The provincial government has voted down an NDP motion calling for a full, independent public inquiry into Ontario’s long-term care system.
Premier Doug Ford says they will leave it up to an independent non-partisan commission to determine what needs to be fixed in a broken system.
“Anything I see, the people are going to see. It’s going to be fully transparent, like we have been transparent right from day one of this crisis. We need to make changes and we’re making changes every day. We know a lot of the problems.”
Ford stresses “We aren’t going to be waiting two and a half, three years, for someone to tell us things that the commission can tell us. An independent commission that will be fully transparent to the public.”
Ford adds at the end of the day he’s the one responsible to ensure the government gets answers and that’s why he’s not going to sit and wait for an inquiry.

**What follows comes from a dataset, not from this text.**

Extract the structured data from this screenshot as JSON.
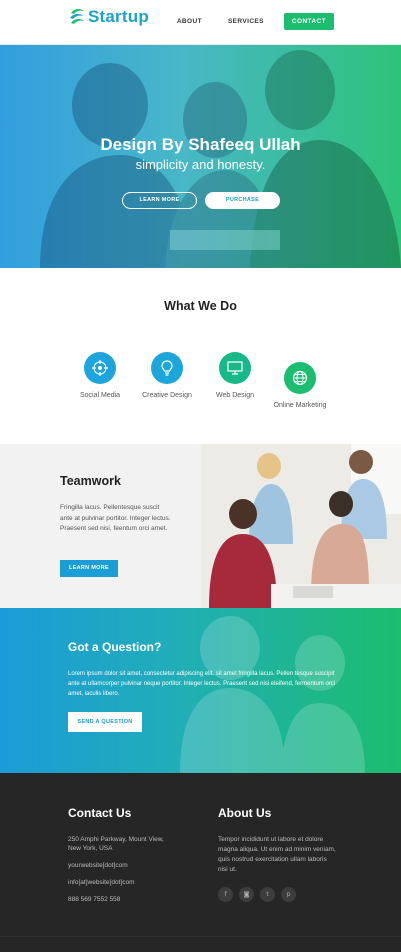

NDP Leader Andrea Horwath says “It’s unconscionable for the Ford government to refuse to launch a full, independent public inquiry into how badly Ontario’s long-term care system has failed vulnerable seniors, and how to fix it. Voting no to a public inquiry is salt in the wound of families grieving the loss of loved ones to COVID-19 in long-term care, and for health care heroes who are run off their feet and still pleading for personal protective equipment. It is a cause for us all to worry that the painful, dangerous, decades-in-the-making problems in long-term care are not going to change.”
Horwath adds “To fix the system, we need to give a voice to seniors, workers, experts, and families who’ve lost loved ones. We need to closely examine the role of private, for-profit corporations in long-term care.”
She stresses “For the government to review the government with a behind-closed-doors government-controlled commission is not good enough. People deserve better.”